A. Property that is used exclusively for rental housing and related facilities is
exempt from taxation if:


1. The property is not used or held for profit.


2. The property is owned and operated by, or is a wholly owned subsidiary of, a
charitable fund, foundation or corporation, including a limited partnership in which the
managing general partner is an eligible nonprofit corporation.


3. All of the following applies:


(a) The acquisition, rehabilitation, development or operation of the property, or
any combination of these factors, is financed with tax exempt mortgage revenue bonds or
general obligation bonds or is financed by local, state or federal loans or grants and
the rents of the occupants do not exceed the rents that are prescribed by deed
restrictions or by regulatory agreements pursuant to the financing or financial
assistance terms.


(b) The owner of the property is eligible for and receives tax credits for low
income residential housing established under section 42 of the internal revenue code.


(c) The property is used as an assisted living facility for low income elderly
residents.


(d) The facility cannot exceed two hundred residents.
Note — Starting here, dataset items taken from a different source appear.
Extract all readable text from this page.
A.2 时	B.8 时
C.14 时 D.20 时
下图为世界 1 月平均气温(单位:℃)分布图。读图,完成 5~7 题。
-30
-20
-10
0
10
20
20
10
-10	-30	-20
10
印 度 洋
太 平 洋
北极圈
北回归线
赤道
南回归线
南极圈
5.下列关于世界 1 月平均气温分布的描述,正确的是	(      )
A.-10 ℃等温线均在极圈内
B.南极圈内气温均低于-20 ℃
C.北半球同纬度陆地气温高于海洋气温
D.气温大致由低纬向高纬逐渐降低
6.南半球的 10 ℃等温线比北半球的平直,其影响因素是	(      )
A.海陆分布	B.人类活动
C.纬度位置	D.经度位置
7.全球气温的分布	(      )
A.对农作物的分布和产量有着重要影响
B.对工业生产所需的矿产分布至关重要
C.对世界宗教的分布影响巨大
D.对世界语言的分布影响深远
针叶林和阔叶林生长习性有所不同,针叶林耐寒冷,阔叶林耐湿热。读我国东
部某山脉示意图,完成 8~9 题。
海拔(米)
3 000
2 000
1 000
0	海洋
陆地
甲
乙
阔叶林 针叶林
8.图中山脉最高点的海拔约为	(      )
B. To qualify under this section, the owner of the property must:


1. For any claim that is filed in any fiscal year, certify and ensure, subject to
paragraph 2 of this subsection, that there is an enforceable and verifiable agreement
with a public agency, a recorded deed restriction or any other legal document that
restricts the use of the property and requires that the rents do not exceed the terms
that are prescribed by the financing or financial assistance terms. In the case of a
limited partnership in which the managing general partner is an eligible nonprofit
corporation, the requirements under this paragraph must be included in an enforceable and
verifiable agreement with a public agency or in a recorded deed certified by the limited
partnership.


2. Certify that the monies that would have been necessary to pay the property taxes
are used to maintain the affordability of or otherwise reduce the rents of the units that
are occupied by eligible low income households.